Preschools in Cape area struggling to meet demand
Tuesday, February 7, 2012
Leaders of local public and private preschools are happy to see a demand for early childhood education, due in large part to more parents being knowledgeable about benefits of early education, they say. Piles of research show children do better during the rest of their time in school, from kindergarten all the way through college.
But many local preschools are struggling to keep up with the demand, causing long waiting lists and searches for options to increase space.
By the second week in May, two well-known private child care centers will combine, which may help solve some of the demand problem, said Becky Moore, associate director for the University Child Enrichment Center. The center moved into a larger space on Bessie Street last April. The center has around 80 students, and they will be joined by 70 more from the Center for Child Studies now housed in the Scully Building on the campus of Southeast Missouri State University.

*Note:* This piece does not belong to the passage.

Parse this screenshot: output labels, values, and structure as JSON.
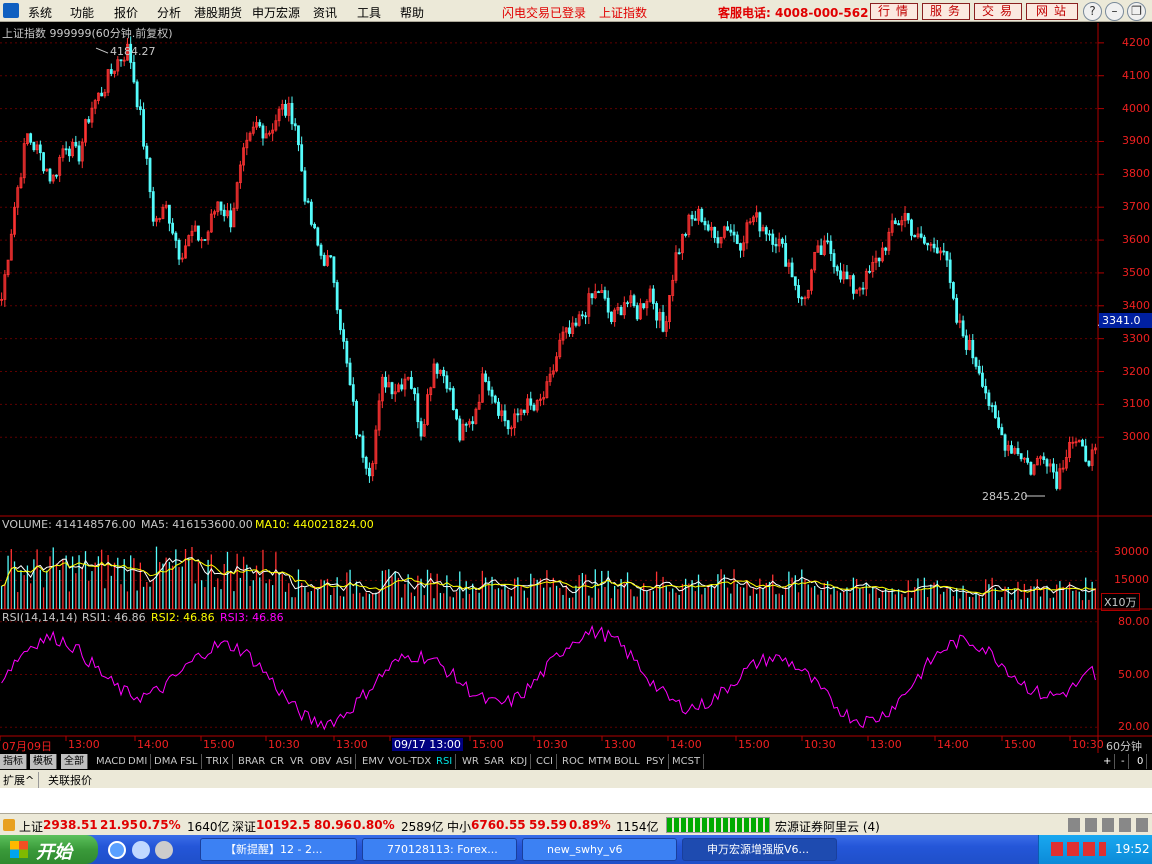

The centers offer full- and half-day programs and give priority enrollment to children of students and faculty. When spots are available, community members' children are also accepted. There is always a waiting list, although the number fluctuates, Moore said.
A new elementary school with space for a centralized preschool program could alleviate the wait for some in Jackson, administrators say. The district wants to build a 98,000-square-foot school on North Lacey Street in Jackson with bond money. The project can go forward if voters in the district decide to approve the $16 million bond issue in the April 3 election.
Jackson will begin preschool enrollment for next year this spring. Assistant superintendent Dr. Beth Emmendorfer said that as of January 268 enrolled were in the district's preschool programs, which include students who fall under Title I and early special education requirements. The waiting list has 145 children, and Emmendorfer said parents are signing up children as early as possible these days hoping for a spot.
"I think it's interesting that we have parents who have children who are 1 and 2 years old and they are calling already so that when their child does turn 3 they are on our list. There's definitely an interest and a need for that early education piece," she said.
The district outgrew space set aside for a preschool at South Elementary when the school opened in 1998 and a couple of years ago and began renting rooms from New McKendree United Methodist Church.
While some Missouri school districts have cut early education offerings recently because of budget constraints, Emmendorfer said the program in Jackson pays for itself because the district charges need-based tuition for students who don't fall under requirements for special education and Title I funding. The district offers half- and full-day sessions. Title I is a supplemental program for students who live in poverty and are at-risk of failing in school; it provides federal funding to qualifying school systems. The state administers funds for early childhood special education and requires that all children determined to need special services are given them in a public school system that can provide them.
In the Cape Girardeau School District, a waiting list for preschool at Blanchard, Clippard and Jefferson elementaries has stayed at around 40 students all year long, said Deena Ring, the district's director of special services. Enrollment is ongoing for the 2012-2013 school year. Around 90 students are served by the district-funded program, which holds two half-day sessions.
Expansion is a priority for the district and would be possible with space that has recently become or will soon become available, Ring said. Space for preschool is being included in the new Franklin Elementary, which is on schedule to be completed this summer. Classrooms that could hold preschoolers were also added recently to Alma Schrader Elementary as part of the $40 million voter-approved bond issue. But available space isn't the only consideration, Ring said.
The district funds the preschool programs and the current annual budget is $133,000, Ring said.
"At this point we aren't looking at cutting the program at all," Ring said. "There is a lot of support for it. But you have to look across the board for all ages and see where the need is."
There has not yet been a decision when or if the programs will be expanded, Ring said.
According to data compiled by the Missouri Department of Elementary and Secondary Education, the economic impact of a comprehensive early childhood education program demonstrated a return of $2 to $7 for every dollar invested in the program.